Breast cancer cells that spread to other parts of the body break off and leave the primary tumor at late stages of disease development, scientists from the Wellcome Trust Sanger Institute and their collaborators have found.

The results show that catching and treating breast cancer before it spreads is a realistic goal.1 It also opens the door to predicting which drugs will work against breast cancer that has already spread.

“As the cells that cause the spread of breast cancer leave relatively late, it means they are still quite similar to the cells in the primary tumor,” says Lucy Yates, PhD, MBBS, FRCR, MRCP, first author from the Wellcome Trust Sanger Institute and Guys and St Thomas’ NHS Trust. “Therefore by studying the genome of the primary breast cancer tumor, in the future we may be able to predict what cells that might have spread ‘look’ like, and potentially which treatments they will respond to.”

In this study, scientists investigated how breast cancer evolves from the original tumor in the breast to tumors that have spread, or metastasized. It has been controversial whether the breast cancer cells that spread to other parts of the body break off and leave the primary tumor in the breast at early or at late stages of cancer development. The team found that most of the genetic changes in the original breast tumor were also present in the metastatic tumors, showing that the cancer cells spread late in disease development.

The team sequenced the DNA of 299 tumors from 170 patients with breast cancer that either returned in the remaining breast—local relapse— or had spread—metastatic breast cancer.

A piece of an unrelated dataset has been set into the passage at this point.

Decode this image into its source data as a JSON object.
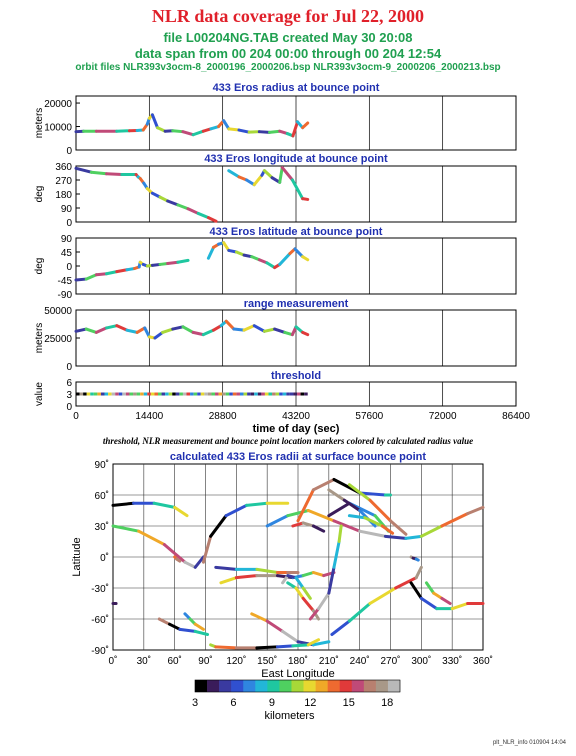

Researchers found that in the time between breast cancer patients being diagnosed with primary cancer and the diagnosis of metastasis, the breast cancer cells had gained genetic changes, or mutations, that increased the aggressiveness of the tumour. This may explain why metastatic breast cancer is currently difficult to treat.

“Most women who have metastatic breast cancer do not have another biopsy of the cancer, and rarely have it analyzed using genetic sequencing,” says Per Eystein Lønning, MD, joint lead author from the University of Bergen and Haukeland University Hospital in Bergen. “In this study we found that in some cases, the metastatic tumors had particular genetic changes that could be targeted with treatments. We would not have seen these mutations by sequencing the primary tumor alone. Our results suggest that it should be more routine to biopsy the metastasis and have it genetically analyzed in order to open up clinical trials of treatment options for metastatic breast cancer.”

REFERENCE

1. Yates LR, Knappskog S, Wedge D, et al. Genomic evolution of breast cancer metastasis and relapse. Cancer Cell. 2017;32(2):169-184.e7; doi: 10.1016/j.ccell.2017.07.005.